Security Patterns Across Financial MCP Servers
Financial MCP servers have developed distinct security patterns worth noting:
- Read-only by default: bank-mcp, Revolut X, Mercury, LoanPro, and most data servers deliberately exclude write operations. The few servers with write access (TrueLayer payouts, Marqeta card issuance, Ramp expense management) carry elevated risk profiles.
- PII exclusion: Carrington Labs returns only record IDs and model outputs, never personally identifiable information. This pattern should be standard for credit and lending MCP servers.
- Encrypted token storage: PlaidMCP uses AES-GCM 256-bit encryption at rest with alias-based token references.
- OAuth 2.0/2.1: Becoming the standard authentication method for remote financial MCP servers (Plaid, Square, Financial Datasets, EODHD v2).
- Stdio-only transport: bank-mcp and others prefer stdio to eliminate network attack surface entirely.
- Audit logging: Ramp and LoanPro record every AI agent action in audit trails.
- Sandbox-first development: Plaid, TrueLayer, and Revolut mandate sandbox environments before production access.
What’s Missing
- Core banking vendors: No MCP servers from Thought Machine, Mambu, Temenos, FIS, or Fiserv. These vendors serve the world’s largest banks but have not adopted MCP.
- Major neobanks: Beyond Revolut, no MCP servers from Chime, N26, Monzo, Starling, or SoFi.
- Full Bloomberg access: The community blpapi-mcp wrapper requires a Bloomberg Terminal license. No public Bloomberg MCP server exists.
- LSEG/Refinitiv: Has partnered with Microsoft and Anthropic for managed MCP access but offers no self-hostable public server.
- PSD3-specific servers: PSD3 is still in legislative process; no MCP servers target it yet.
- Crypto banking: While we cover crypto in our Cryptocurrency & DeFi review, there are no MCP servers bridging traditional banking with stablecoin or CBDC operations.

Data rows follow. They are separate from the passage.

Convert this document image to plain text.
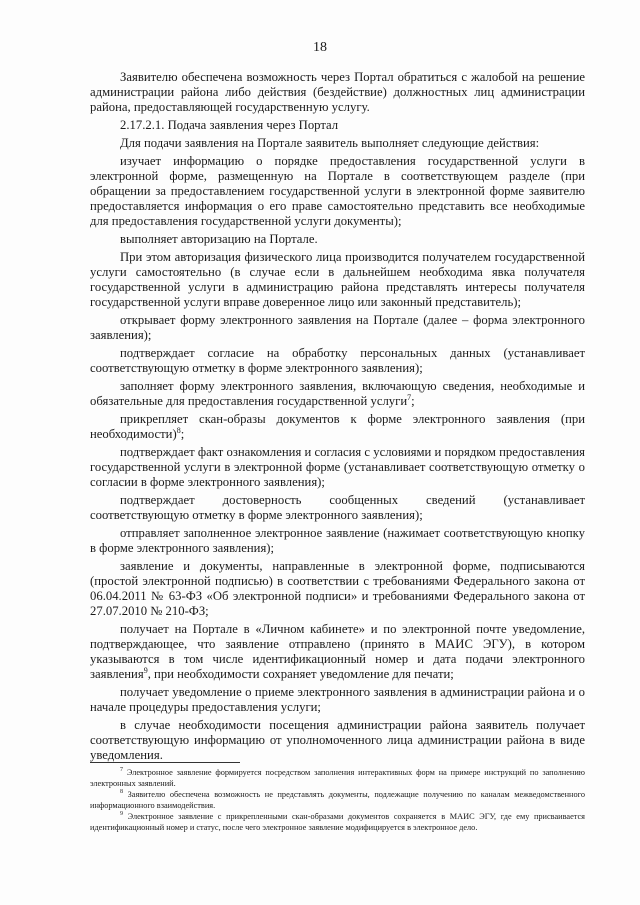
18

Заявителю обеспечена возможность через Портал обратиться с жалобой на решение администрации района либо действия (бездействие) должностных лиц администрации района, предоставляющей государственную услугу.

2.17.2.1. Подача заявления через Портал

Для подачи заявления на Портале заявитель выполняет следующие действия:

изучает информацию о порядке предоставления государственной услуги в электронной форме, размещенную на Портале в соответствующем разделе (при обращении за предоставлением государственной услуги в электронной форме заявителю предоставляется информация о его праве самостоятельно представить все необходимые для предоставления государственной услуги документы);

выполняет авторизацию на Портале.

При этом авторизация физического лица производится получателем государственной услуги самостоятельно (в случае если в дальнейшем необходима явка получателя государственной услуги в администрацию района представлять интересы получателя государственной услуги вправе доверенное лицо или законный представитель);

открывает форму электронного заявления на Портале (далее – форма электронного заявления);

подтверждает согласие на обработку персональных данных (устанавливает соответствующую отметку в форме электронного заявления);

заполняет форму электронного заявления, включающую сведения, необходимые и обязательные для предоставления государственной услуги$^7$;

прикрепляет скан-образы документов к форме электронного заявления (при необходимости)$^8$;

подтверждает факт ознакомления и согласия с условиями и порядком предоставления государственной услуги в электронной форме (устанавливает соответствующую отметку о согласии в форме электронного заявления);

подтверждает достоверность сообщенных сведений (устанавливает соответствующую отметку в форме электронного заявления);

отправляет заполненное электронное заявление (нажимает соответствующую кнопку в форме электронного заявления);

заявление и документы, направленные в электронной форме, подписываются (простой электронной подписью) в соответствии с требованиями Федерального закона от 06.04.2011 № 63-ФЗ «Об электронной подписи» и требованиями Федерального закона от 27.07.2010 № 210-ФЗ;

получает на Портале в «Личном кабинете» и по электронной почте уведомление, подтверждающее, что заявление отправлено (принято в МАИС ЭГУ), в котором указываются в том числе идентификационный номер и дата подачи электронного заявления$^9$, при необходимости сохраняет уведомление для печати;

получает уведомление о приеме электронного заявления в администрации района и о начале процедуры предоставления услуги;

в случае необходимости посещения администрации района заявитель получает соответствующую информацию от уполномоченного лица администрации района в виде уведомления.

$^7$ Электронное заявление формируется посредством заполнения интерактивных форм на примере инструкций по заполнению электронных заявлений.

$^8$ Заявителю обеспечена возможность не представлять документы, подлежащие получению по каналам межведомственного информационного взаимодействия.

$^9$ Электронное заявление с прикрепленными скан-образами документов сохраняется в МАИС ЭГУ, где ему присваивается идентификационный номер и статус, после чего электронное заявление модифицируется в электронное дело.
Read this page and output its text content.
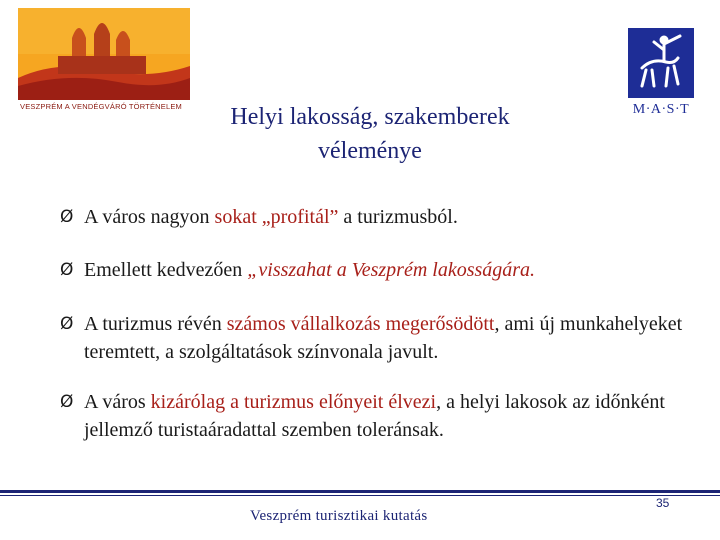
VESZPRÉM A VENDÉGVÁRÓ TÖRTÉNELEM	M·A·S·T
Helyi lakosság, szakemberek
véleménye
Ø A város nagyon sokat „profitál” a turizmusból.
Ø Emellett kedvezően „visszahat a Veszprém lakosságára.
Ø A turizmus révén számos vállalkozás megerősödött, ami új munkahelyeket teremtett, a szolgáltatások színvonala javult.
Ø A város kizárólag a turizmus előnyeit élvezi, a helyi lakosok az időnként jellemző turistaáradattal szemben toleránsak.
Veszprém turisztikai kutatás
35
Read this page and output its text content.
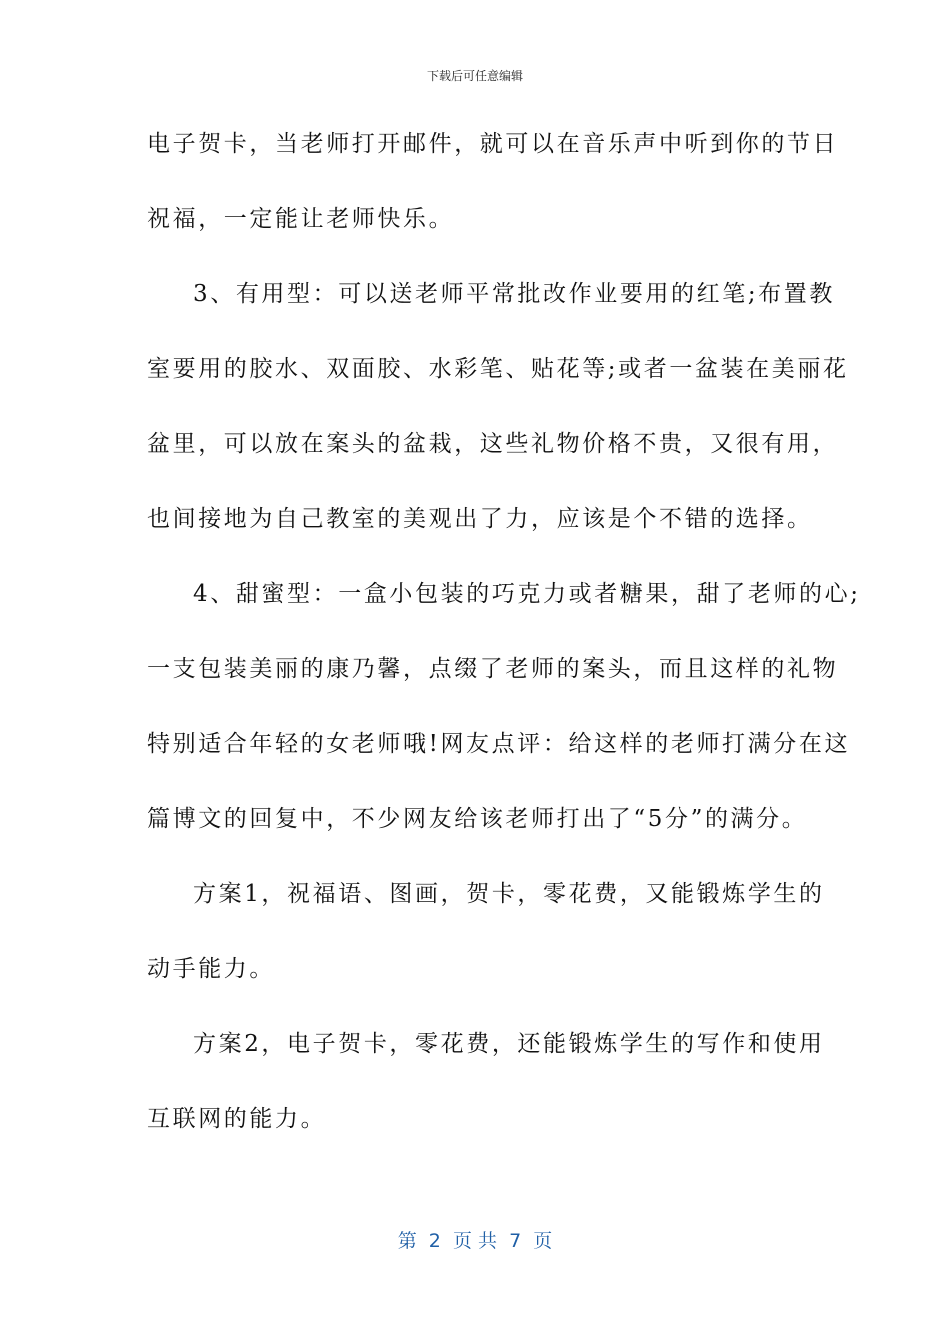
下载后可任意编辑
电子贺卡，当老师打开邮件，就可以在音乐声中听到你的节日
祝福，一定能让老师快乐。
3、有用型：可以送老师平常批改作业要用的红笔;布置教
室要用的胶水、双面胶、水彩笔、贴花等;或者一盆装在美丽花
盆里，可以放在案头的盆栽，这些礼物价格不贵，又很有用，
也间接地为自己教室的美观出了力，应该是个不错的选择。
4、甜蜜型：一盒小包装的巧克力或者糖果，甜了老师的心;
一支包装美丽的康乃馨，点缀了老师的案头，而且这样的礼物
特别适合年轻的女老师哦!网友点评：给这样的老师打满分在这
篇博文的回复中，不少网友给该老师打出了“5分”的满分。
方案1，祝福语、图画，贺卡，零花费，又能锻炼学生的
动手能力。
方案2，电子贺卡，零花费，还能锻炼学生的写作和使用
互联网的能力。
第  2  页 共  7  页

- Dedicated fraud prevention: Sardine’s MCP is internal-only. No public MCP servers for Featurespace, Feedzai, or other fraud platforms.
Rating: 3.5 / 5
The banking and fintech MCP ecosystem is stronger than expected for a highly regulated industry. Official servers from Plaid, Adyen, Square, Marqeta, Morningstar, Ramp, and LoanPro demonstrate genuine institutional commitment to MCP adoption. The community has filled important gaps with multi-provider aggregators like bank-mcp and Bloomberg Terminal wrappers. Security patterns are maturing appropriately — read-only defaults, PII exclusion, encrypted storage, and audit logging reflect the seriousness of financial data handling.
However, the complete absence of core banking vendors is a significant gap. Thought Machine, Mambu, Temenos, FIS, and Fiserv serve the backbone of global banking but offer no MCP integration. Major neobanks beyond Revolut are also missing. The rating reflects strong coverage in payments and market data but weak representation from the institutions that actually hold deposits and process the majority of financial transactions.